People were supported by kind and supportive staff. People told us staff were very caring. One person told us 'Staff looking after me are very caring. Another person said 'The staff are so friendly. They talk to me and are interested in what I do.' People told us the care workers gave encouragement when supporting them. People were able to do things at their own pace and were not rushed. One person told us 'Staff let me do as much for myself as possible. They do not rush me.'

People told us they were always asked if they were happy with the care they were receiving when staff visited or during a review of their care plan. There were processes in place to ensure people and their relatives could provide feedback to the provider about the quality of the service received. Overall, where shortfalls or concerns were raised these were addressed.

Is the service responsive?

We found the service was responsive to people because their needs had been assessed before they used the service. Records confirmed people's involvement at care plan reviews to ensure their needs were being met. Care and support had been provided in accordance with people's wishes, for example, care was delivered at their preferred time.

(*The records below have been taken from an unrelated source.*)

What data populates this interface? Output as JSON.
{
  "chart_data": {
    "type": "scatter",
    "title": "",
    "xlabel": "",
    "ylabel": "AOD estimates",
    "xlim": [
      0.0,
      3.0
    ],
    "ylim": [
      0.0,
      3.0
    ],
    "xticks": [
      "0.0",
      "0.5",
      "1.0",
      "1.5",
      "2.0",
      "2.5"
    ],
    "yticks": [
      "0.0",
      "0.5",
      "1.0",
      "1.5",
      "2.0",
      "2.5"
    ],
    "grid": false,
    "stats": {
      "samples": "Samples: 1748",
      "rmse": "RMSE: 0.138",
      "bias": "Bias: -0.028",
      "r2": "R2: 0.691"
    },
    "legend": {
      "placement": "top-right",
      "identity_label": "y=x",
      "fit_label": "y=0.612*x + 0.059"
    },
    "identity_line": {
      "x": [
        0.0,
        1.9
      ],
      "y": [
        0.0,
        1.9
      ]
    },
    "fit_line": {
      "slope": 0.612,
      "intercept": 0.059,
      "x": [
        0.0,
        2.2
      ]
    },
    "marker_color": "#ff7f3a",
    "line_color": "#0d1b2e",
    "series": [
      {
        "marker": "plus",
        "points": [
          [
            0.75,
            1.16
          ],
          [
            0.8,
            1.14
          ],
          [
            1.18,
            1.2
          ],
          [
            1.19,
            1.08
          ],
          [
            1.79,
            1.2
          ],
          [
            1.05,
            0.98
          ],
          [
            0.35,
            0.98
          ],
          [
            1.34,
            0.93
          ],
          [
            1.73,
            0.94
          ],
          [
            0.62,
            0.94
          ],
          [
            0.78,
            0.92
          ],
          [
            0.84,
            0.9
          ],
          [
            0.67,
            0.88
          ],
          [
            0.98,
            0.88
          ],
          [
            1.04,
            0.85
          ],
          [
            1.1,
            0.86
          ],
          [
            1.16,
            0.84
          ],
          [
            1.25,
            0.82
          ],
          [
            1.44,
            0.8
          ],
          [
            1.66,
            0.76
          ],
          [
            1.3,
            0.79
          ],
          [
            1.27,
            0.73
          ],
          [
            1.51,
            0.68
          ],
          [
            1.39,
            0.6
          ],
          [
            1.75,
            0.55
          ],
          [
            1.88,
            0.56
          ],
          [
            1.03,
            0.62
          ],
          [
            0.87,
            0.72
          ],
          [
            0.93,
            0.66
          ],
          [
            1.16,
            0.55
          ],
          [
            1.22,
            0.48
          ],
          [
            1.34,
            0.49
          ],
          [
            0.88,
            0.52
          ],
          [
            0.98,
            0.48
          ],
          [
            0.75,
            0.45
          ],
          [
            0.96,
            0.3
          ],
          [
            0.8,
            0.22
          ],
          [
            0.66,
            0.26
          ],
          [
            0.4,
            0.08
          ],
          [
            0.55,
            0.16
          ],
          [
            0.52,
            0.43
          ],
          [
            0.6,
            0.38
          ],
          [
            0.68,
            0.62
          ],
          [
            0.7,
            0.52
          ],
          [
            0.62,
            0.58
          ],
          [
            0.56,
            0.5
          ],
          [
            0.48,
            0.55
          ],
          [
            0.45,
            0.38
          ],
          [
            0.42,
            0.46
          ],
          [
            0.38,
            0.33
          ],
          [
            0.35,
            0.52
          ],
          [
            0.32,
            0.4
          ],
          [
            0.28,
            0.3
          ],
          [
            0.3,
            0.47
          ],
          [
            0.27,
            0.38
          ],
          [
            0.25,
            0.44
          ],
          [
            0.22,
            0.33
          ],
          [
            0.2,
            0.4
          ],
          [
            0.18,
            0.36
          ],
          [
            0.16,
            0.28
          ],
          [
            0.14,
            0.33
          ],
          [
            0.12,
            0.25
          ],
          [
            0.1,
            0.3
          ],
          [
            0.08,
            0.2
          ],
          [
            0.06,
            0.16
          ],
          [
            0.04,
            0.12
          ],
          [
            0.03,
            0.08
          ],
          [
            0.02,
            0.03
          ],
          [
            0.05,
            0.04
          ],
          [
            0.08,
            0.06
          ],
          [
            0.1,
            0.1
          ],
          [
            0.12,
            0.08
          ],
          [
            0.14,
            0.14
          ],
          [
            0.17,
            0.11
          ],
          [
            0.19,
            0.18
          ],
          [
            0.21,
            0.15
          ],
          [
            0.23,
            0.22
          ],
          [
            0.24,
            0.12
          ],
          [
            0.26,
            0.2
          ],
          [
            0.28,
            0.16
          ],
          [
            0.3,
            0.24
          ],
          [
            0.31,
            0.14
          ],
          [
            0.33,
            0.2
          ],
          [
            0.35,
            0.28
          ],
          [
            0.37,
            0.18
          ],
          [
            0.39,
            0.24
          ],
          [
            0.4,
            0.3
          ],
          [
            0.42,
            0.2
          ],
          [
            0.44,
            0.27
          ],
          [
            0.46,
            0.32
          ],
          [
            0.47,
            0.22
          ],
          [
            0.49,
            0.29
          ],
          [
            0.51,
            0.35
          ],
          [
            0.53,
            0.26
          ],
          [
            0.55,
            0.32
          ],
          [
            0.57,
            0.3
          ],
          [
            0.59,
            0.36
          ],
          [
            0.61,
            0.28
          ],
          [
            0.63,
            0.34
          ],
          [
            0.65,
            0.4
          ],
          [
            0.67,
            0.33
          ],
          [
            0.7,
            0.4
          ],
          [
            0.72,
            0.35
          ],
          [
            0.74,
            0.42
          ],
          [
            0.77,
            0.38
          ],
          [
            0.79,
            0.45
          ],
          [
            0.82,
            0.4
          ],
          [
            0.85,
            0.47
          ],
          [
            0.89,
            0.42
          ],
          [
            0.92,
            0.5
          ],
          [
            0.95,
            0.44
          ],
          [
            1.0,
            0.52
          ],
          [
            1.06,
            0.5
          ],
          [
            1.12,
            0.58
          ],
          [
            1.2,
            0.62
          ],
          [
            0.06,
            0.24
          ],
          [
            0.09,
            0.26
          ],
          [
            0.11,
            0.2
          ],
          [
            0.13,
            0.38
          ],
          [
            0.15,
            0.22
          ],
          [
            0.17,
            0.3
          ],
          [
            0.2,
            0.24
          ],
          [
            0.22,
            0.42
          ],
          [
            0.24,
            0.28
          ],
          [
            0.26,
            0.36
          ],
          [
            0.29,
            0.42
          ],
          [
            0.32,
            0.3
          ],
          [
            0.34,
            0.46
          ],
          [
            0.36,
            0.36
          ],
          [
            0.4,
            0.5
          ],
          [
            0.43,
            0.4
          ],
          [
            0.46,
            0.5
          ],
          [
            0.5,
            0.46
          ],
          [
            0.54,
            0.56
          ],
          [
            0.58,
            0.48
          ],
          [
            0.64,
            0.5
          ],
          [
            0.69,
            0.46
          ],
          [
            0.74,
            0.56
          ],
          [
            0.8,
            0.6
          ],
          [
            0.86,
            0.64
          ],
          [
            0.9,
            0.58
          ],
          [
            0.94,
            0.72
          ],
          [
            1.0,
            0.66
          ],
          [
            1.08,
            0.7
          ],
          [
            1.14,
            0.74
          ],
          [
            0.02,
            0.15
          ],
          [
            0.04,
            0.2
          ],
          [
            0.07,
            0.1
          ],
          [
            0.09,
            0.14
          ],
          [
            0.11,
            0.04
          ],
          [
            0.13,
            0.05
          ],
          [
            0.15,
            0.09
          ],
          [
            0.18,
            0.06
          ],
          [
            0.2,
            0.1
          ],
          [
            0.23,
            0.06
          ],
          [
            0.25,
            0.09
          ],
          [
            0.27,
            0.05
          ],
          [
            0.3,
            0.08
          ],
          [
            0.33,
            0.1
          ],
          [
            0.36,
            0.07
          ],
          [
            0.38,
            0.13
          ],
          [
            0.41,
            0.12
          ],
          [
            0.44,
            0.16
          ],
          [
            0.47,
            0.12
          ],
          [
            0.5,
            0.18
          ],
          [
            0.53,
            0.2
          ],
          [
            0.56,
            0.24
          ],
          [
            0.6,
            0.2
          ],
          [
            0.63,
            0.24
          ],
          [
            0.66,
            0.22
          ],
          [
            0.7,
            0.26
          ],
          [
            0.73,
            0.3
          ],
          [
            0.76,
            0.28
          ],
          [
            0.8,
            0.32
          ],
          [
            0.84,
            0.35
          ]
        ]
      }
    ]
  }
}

People knew how to make a complaint and who to go to if they were unhappy.

In each person's home we visited we saw a copy of the complaints procedure in the provider's 'Service User Guide'. We noted there were no recorded complaints. People told us when they had informed the provider of any concerns these had been addressed promptly, to their satisfaction. However, relatives of one person told us that a recent concern raised with the registered manager had still not been addressed to their satisfaction.

Is the service well-led?

We found the service was not well led because there was no system in place to ensure the feedback of all people who used the service, their relatives and staff were regularly sought by the provider to improve the service. The provider did not carry out quality spot checks to monitor the quality and safety of services provided to people in their own homes. This was confirmed by all people and relatives we spoke with.

People told us their feedback was sometimes sought when the manager visited their home to provide personal care. There was no system for recording the outcome of such visits. The provider showed us examples of actions taken in response to comments from people, such as a review of visit times to meet their wishes and suggestions. This meant the provider had acted on feedback received from some people to improve the service. However, relatives of one person we spoke with told us concerns they had raised with the registered manager had not been addressed to their satisfaction.